Selectmen opted Thursday night to take no action on a request from former Republican state Sen. Tom Saviello of Wilton to schedule a special town meeting vote on the moratorium, which, if approved, would have remained in effect for 180 days. Saviello opposes CMP’s transmission line from Quebec.

He urged the board to give residents a chance to vote on a moratorium, pointing out that Chesterville residents in July voted 100-5 to oppose CMP’s New England Clean Energy Connect Project.

Saviello said a moratorium would give the Planning Board the time it needs to develop rules regulating the transmission line’s construction.

“The purpose of this (moratorium) is not to stop them,” Saviello said. “If I were in your position, I’d at least want to give voters the chance to express their opinion.”

“If we lose what we have, we will never be able to get it back,” added Megan Heikkinen, who said she was born and raised in Chesterville. Heikkinen is a member of the citizens group that opposes the CMP corridor.


But Town Clerk Pam Adams urged the board to proceed with caution. Adams said a moratorium needs to be legally justified. She said the board should consult with the town attorney or the Maine Municipal Association before making any decisions on holding a vote.

One selectman said he might be willing to schedule a special town meeting vote if residents were able to gather enough signatures to ask for a moratorium referendum.

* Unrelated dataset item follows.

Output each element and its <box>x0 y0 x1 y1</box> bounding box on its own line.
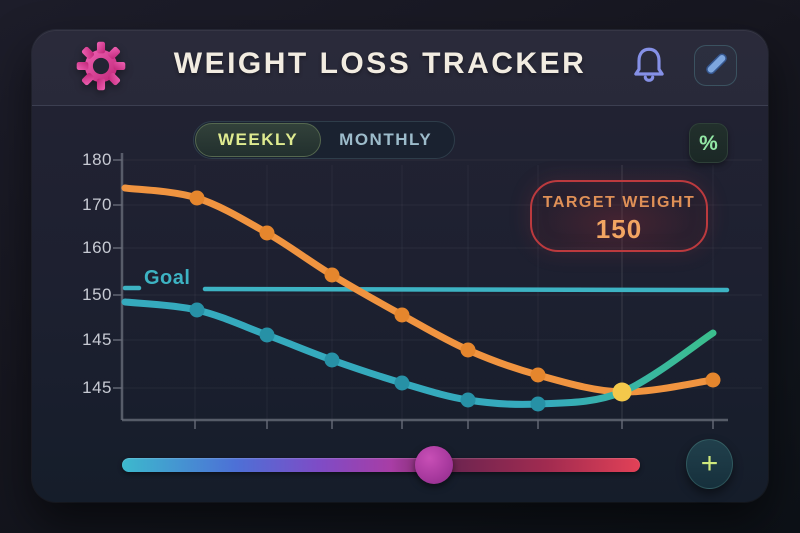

Tony Buxton, a lawyer who heads the Preti Flaherty energy practice, said the Maine Public Utilities Commission has the power to override a local decision to deny a permit for a project such as the utility corridor. He also represents a group of industrial electricity users, which has endorsed the CMP project.

Under state law, if the PUC decides that a project “is reasonably necessary for public welfare and convenience,” it could exempt the utility from a local denial of a permit.

The $950 million project involves building a 145-mile transmission line to deliver power generated by Hydro-Quebec  to users in Massachusetts. The line through Maine would begin in Beattie Township in Franklin County and extend east and south into Somerset, Androscoggin and Cumberland counties.

Under CMP’s proposal, one-sixth of a mile, or about 880 feet of the transmission line, would pass through Chesterville.

This story was updated at 11 a.m. Sept. 13 to clarify Tony Buxton’s title.